Saturday, September 02, 2006

New Concerns Raised About Manipulation of Natural Gas Prices

In recent years, prices for natural gas have risen steeply. The usual explanation given is that it is due to market forces, the natural consequence of supply and demand.

A few months ago, several midwestern state attorney generals issued a report on natural gas markets authored by economist Mark Cooper, Ph.D. Cooper frequently authors reports for the Consumer Federation of America. Their report concluded that pricing of natural gas is not being driven by fundamentals of supply and demand. Instead, the major price increases may be due in significant part to the trading activities of hedge funds or other speculators, or possible market manipulation.

A report on natural gas markets issued in August 2006 authored by economists for the conservative National Legal and Policy Center reaches similar conclusions, stating:
"high natural gas prices of the past five years, and current prices for natural gas futures likely reflect other factors, including the structure of the market, speculation not based on economic fundamentals and perhaps price manipulation. . . .

These distortions impose costs of many billions of dollars for the millions of Americans businesses and tens of millions of American households that depend on natural gas for heating and on utilities that use natural gas to produce electricity for air conditioning and other uses. . . . . Thorough investigations by the Congress and federal regulatory bodies may establish whether speculation and market manipulation contribute to the dramatic divergence of natural gas spot and future prices from their underlying economic fundamentals."

Major traders in natural gas markets have paid billions in fines in recent years to settle allegations that they manipulated prices.

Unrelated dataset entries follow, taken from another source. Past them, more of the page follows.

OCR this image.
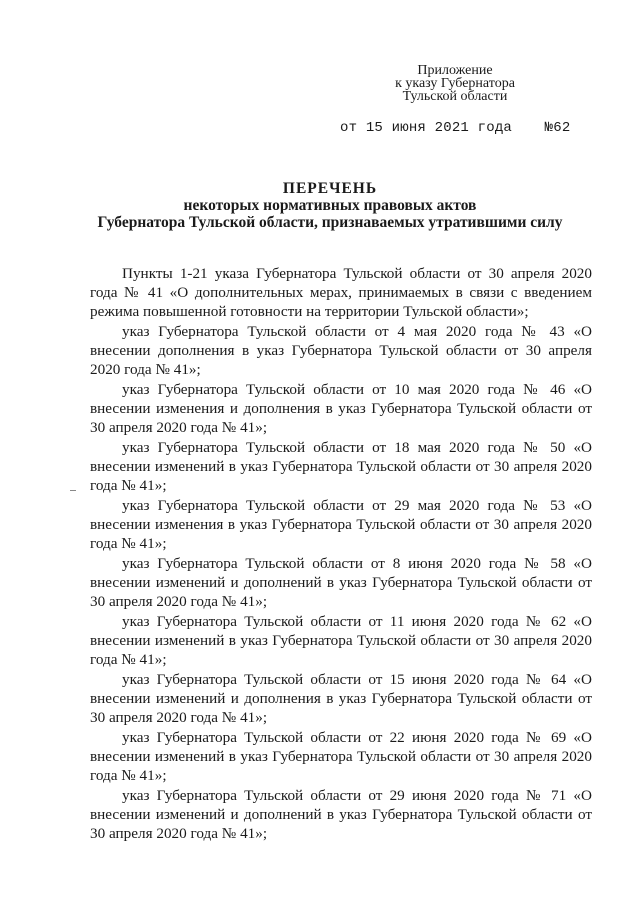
Приложение
к указу Губернатора
Тульской области
от 15 июня 2021 года №62
ПЕРЕЧЕНЬ
некоторых нормативных правовых актов
Губернатора Тульской области, признаваемых утратившими силу

Пункты 1-21 указа Губернатора Тульской области от 30 апреля 2020 года № 41 «О дополнительных мерах, принимаемых в связи с введением режима повышенной готовности на территории Тульской области»;

указ Губернатора Тульской области от 4 мая 2020 года № 43 «О внесении дополнения в указ Губернатора Тульской области от 30 апреля 2020 года № 41»;

указ Губернатора Тульской области от 10 мая 2020 года № 46 «О внесении изменения и дополнения в указ Губернатора Тульской области от 30 апреля 2020 года № 41»;

указ Губернатора Тульской области от 18 мая 2020 года № 50 «О внесении изменений в указ Губернатора Тульской области от 30 апреля 2020 года № 41»;

указ Губернатора Тульской области от 29 мая 2020 года № 53 «О внесении изменения в указ Губернатора Тульской области от 30 апреля 2020 года № 41»;

указ Губернатора Тульской области от 8 июня 2020 года № 58 «О внесении изменений и дополнений в указ Губернатора Тульской области от 30 апреля 2020 года № 41»;

указ Губернатора Тульской области от 11 июня 2020 года № 62 «О внесении изменений в указ Губернатора Тульской области от 30 апреля 2020 года № 41»;

указ Губернатора Тульской области от 15 июня 2020 года № 64 «О внесении изменений и дополнения в указ Губернатора Тульской области от 30 апреля 2020 года № 41»;

указ Губернатора Тульской области от 22 июня 2020 года № 69 «О внесении изменений в указ Губернатора Тульской области от 30 апреля 2020 года № 41»;

указ Губернатора Тульской области от 29 июня 2020 года № 71 «О внесении изменений и дополнений в указ Губернатора Тульской области от 30 апреля 2020 года № 41»;
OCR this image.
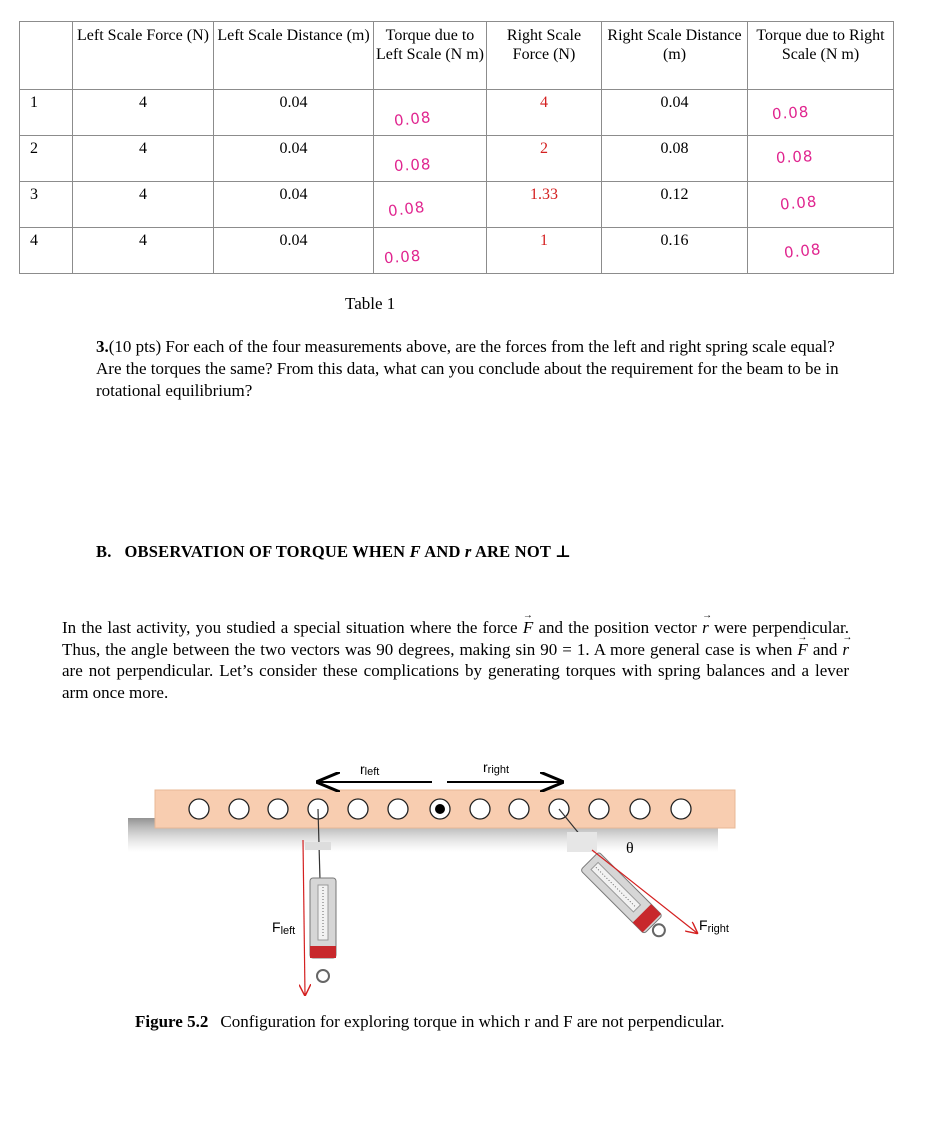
	Left Scale Force (N)	Left Scale Distance (m)	Torque due to Left Scale (N m)	Right Scale Force (N)	Right Scale Distance (m)	Torque due to Right Scale (N m)
1	4	0.04	0.08	4	0.04	0.08

2	4	0.04	0.08	2	0.08	0.08

3	4	0.04	0.08	1.33	0.12	0.08

4	4	0.04	0.08	1	0.16	0.08
Table 1
3.(10 pts) For each of the four measurements above, are the forces from the left and right spring scale equal? Are the torques the same? From this data, what can you conclude about the requirement for the beam to be in rotational equilibrium?
B.   OBSERVATION OF TORQUE WHEN F AND r ARE NOT ⊥
In the last activity, you studied a special situation where the force → F and the position vector → r were perpendicular. Thus, the angle between the two vectors was 90 degrees, making sin 90 = 1. A more general case is when → F and → r are not perpendicular. Let’s consider these complications by generating torques with spring balances and a lever arm once more.
rleft	rright
Fleft	Fright
θ
Figure 5.2 Configuration for exploring torque in which r and F are not perpendicular.
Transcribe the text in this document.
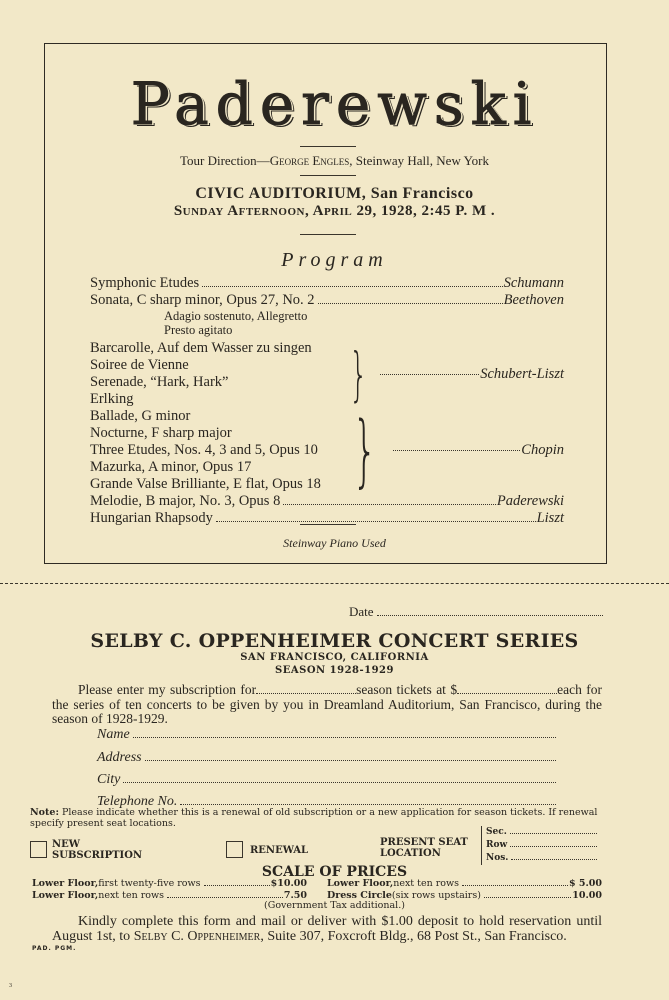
Paderewski
Tour Direction—George Engles, Steinway Hall, New York
CIVIC AUDITORIUM, San Francisco
Sunday Afternoon, April 29, 1928, 2:45 P. M .
Program
Symphonic Etudes	Schumann
Sonata, C sharp minor, Opus 27, No. 2	Beethoven
Adagio sostenuto, Allegretto
Presto agitato
Barcarolle, Auf dem Wasser zu singen
Soiree de Vienne
Serenade, “Hark, Hark”
Erlking	}	Schubert-Liszt
Ballade, G minor
Nocturne, F sharp major
Three Etudes, Nos. 4, 3 and 5, Opus 10
Mazurka, A minor, Opus 17
Grande Valse Brilliante, E flat, Opus 18 }	Chopin
Melodie, B major, No. 3, Opus 8	Paderewski
Hungarian Rhapsody	Liszt
Steinway Piano Used
Date
SELBY C. OPPENHEIMER CONCERT SERIES
SAN FRANCISCO, CALIFORNIA
SEASON 1928-1929
Please enter my subscription for	season tickets at $	each for the series of ten concerts to be given by you in Dreamland Auditorium, San Francisco, during the season of 1928-1929.
Name
Address
City
Telephone No.
Note: Please indicate whether this is a renewal of old subscription or a new application for season tickets. If renewal specify present seat locations.
NEW
SUBSCRIPTION	RENEWAL
PRESENT SEAT
LOCATION
Sec.
Row
Nos.
SCALE OF PRICES
Lower Floor, first twenty-five rows	$10.00 Lower Floor, next ten rows	$ 5.00
Lower Floor, next ten rows	7.50 Dress Circle (six rows upstairs)	10.00
(Government Tax additional.)
Kindly complete this form and mail or deliver with $1.00 deposit to hold reservation until August 1st, to Selby C. Oppenheimer, Suite 307, Foxcroft Bldg., 68 Post St., San Francisco.
PAD. PGM.
3
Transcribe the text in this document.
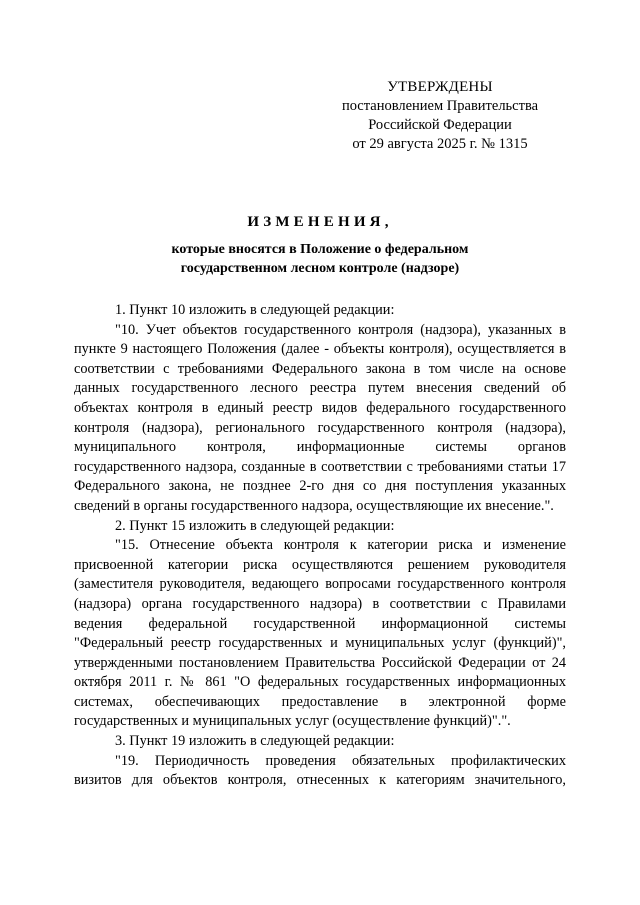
УТВЕРЖДЕНЫ
постановлением Правительства
Российской Федерации
от 29 августа 2025 г. № 1315
ИЗМЕНЕНИЯ,
которые вносятся в Положение о федеральном
государственном лесном контроле (надзоре)

1. Пункт 10 изложить в следующей редакции:

"10. Учет объектов государственного контроля (надзора), указанных в пункте 9 настоящего Положения (далее - объекты контроля), осуществляется в соответствии с требованиями Федерального закона в том числе на основе данных государственного лесного реестра путем внесения сведений об объектах контроля в единый реестр видов федерального государственного контроля (надзора), регионального государственного контроля (надзора), муниципального контроля, информационные системы органов государственного надзора, созданные в соответствии с требованиями статьи 17 Федерального закона, не позднее 2-го дня со дня поступления указанных сведений в органы государственного надзора, осуществляющие их внесение.".

2. Пункт 15 изложить в следующей редакции:

"15. Отнесение объекта контроля к категории риска и изменение присвоенной категории риска осуществляются решением руководителя (заместителя руководителя, ведающего вопросами государственного контроля (надзора) органа государственного надзора) в соответствии с Правилами ведения федеральной государственной информационной системы "Федеральный реестр государственных и муниципальных услуг (функций)", утвержденными постановлением Правительства Российской Федерации от 24 октября 2011 г. № 861 "О федеральных государственных информационных системах, обеспечивающих предоставление в электронной форме государственных и муниципальных услуг (осуществление функций)".".

3. Пункт 19 изложить в следующей редакции:

"19. Периодичность проведения обязательных профилактических визитов для объектов контроля, отнесенных к категориям значительного,
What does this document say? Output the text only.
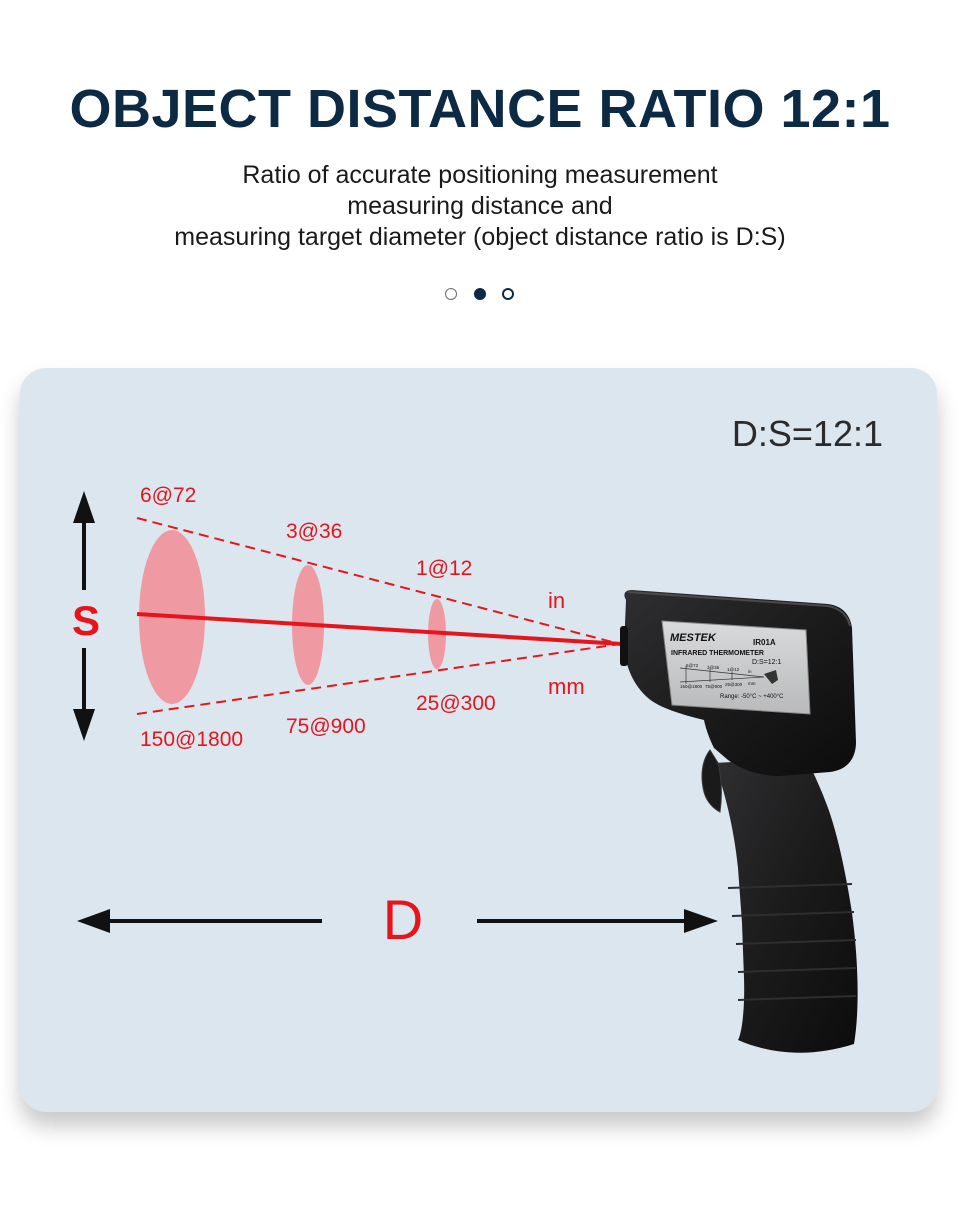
OBJECT DISTANCE RATIO 12:1
Ratio of accurate positioning measurement
measuring distance and
measuring target diameter (object distance ratio is D:S)
D:S=12:1
6@72
3@36
1@12
in
150@1800
75@900
25@300
mm
S
D
MESTEK	IR01A
INFRARED THERMOMETER
D:S=12:1
6@72 3@36 1@12 in
150@1800 75@900 25@300 mm
Range: -50°C ~ +400°C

Ripple Effect of Natural Gas Price Manipulation on Electricity Markets
Artificially increased prices for natural gas can have a leveraging effect on electricity prices in states like New York that "restructured" their electricity industries. Today, instead of operating a fleet of diversely fueled power plants and buying fuel in advance for them, New York utilities must buy electricity for their customers in weakly regulated spot markets where electricity is bought just one day or even one hour ahead of its use. The market clearing prices are volatile, and are paid to all sellers.

Electricity spot market prices are often based on the price demanded for natural gas fired generators. Their price demands incorporate natural gas spot market prices. As a result, a manipulated natural gas price could increase significantly not only the price paid for electricity generated from gas-fired generators, but also the price for electricity from all other sources, including generation sources that do not burn natural gas, such as hydro, nuclear, and coal.